Time has a way of standing still when the world comes crashing down. If my grandfather was alive today, he could tell me exactly where he was standing when he heard about the attack on Pearl Harbor. Both of my parents can vividly remember hearing about the Kennedy assassination. I remember daydreaming in grade school about “my moment.” When would time stop for me?
I thought it happened during my senior year of high school. We wheeled a television into our Spanish class and watched as the jury delivered the verdict in the O. J. Simpson trial. Not guilty? Time stopped. Nobody moved or said a word for at least a minute. I put my hands on my head and stared at the ceiling. It didn’t compute. I still remember the look on my teacher’s face…utter disbelief.
So I figured that was it. My grandparents had Pearl Harbor, my parents had JFK, and I had OJ. Tough break.
Time certainly has a way of changing things.
Six years ago today my mom called me. I could tell something was wrong.
“Are you watching television?” she asked.
“I’m not even out of bed yet, why?”
“Just go turn it on,” she said.
I saw the second plane hit the World Trade Center. When the reporter saw what I saw, his voice trailed off. Nobody moved or said a word.

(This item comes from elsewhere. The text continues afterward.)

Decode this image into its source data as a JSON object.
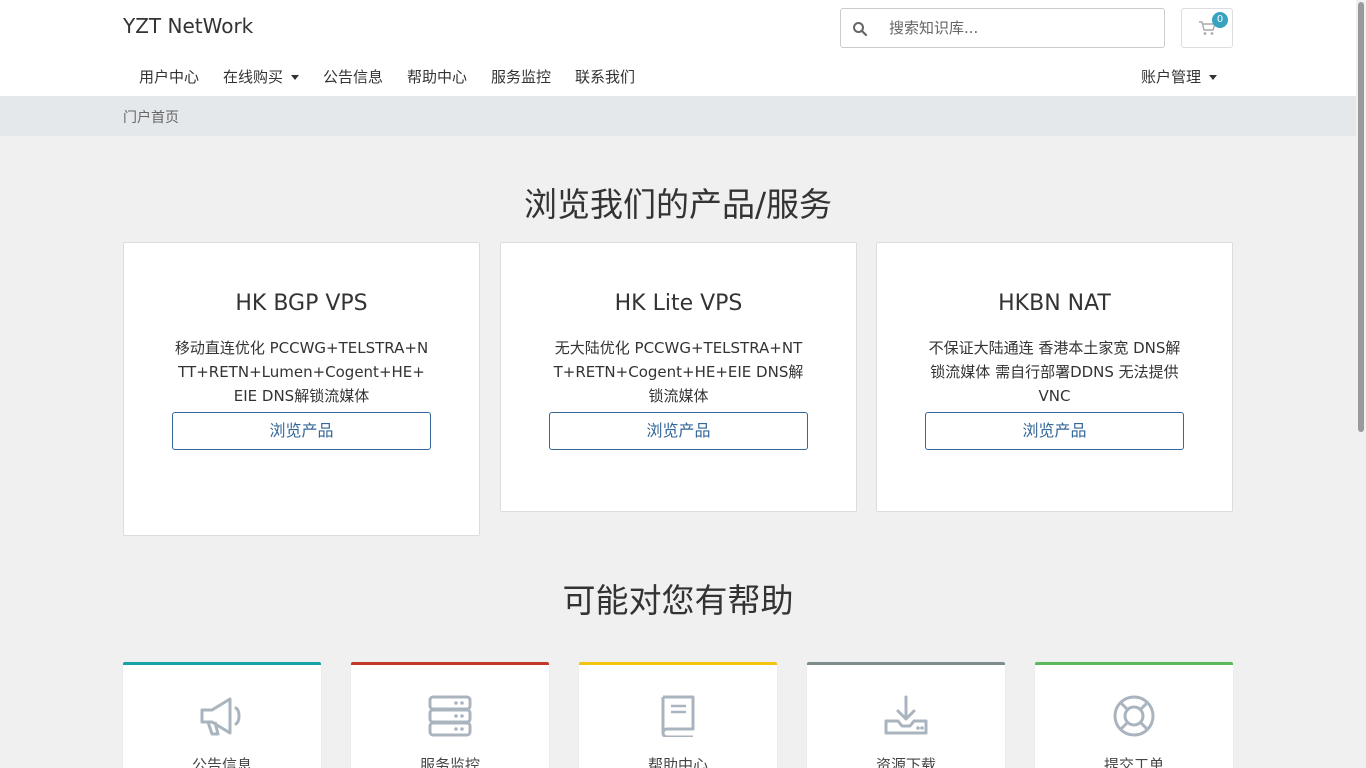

I was a thousand miles away, but I swear it felt like time stopped.
When unthinkable things happen, our mind has a tendency to freeze. We may see the images and hear the sounds, but our brain sends back an error message. It can’t compute the idea. Things don't add up. This just can’t be.
It feels like time stands still when the world comes crashing down, but it isn’t true. Time doesn’t stop for anyone or anything; it is relentless.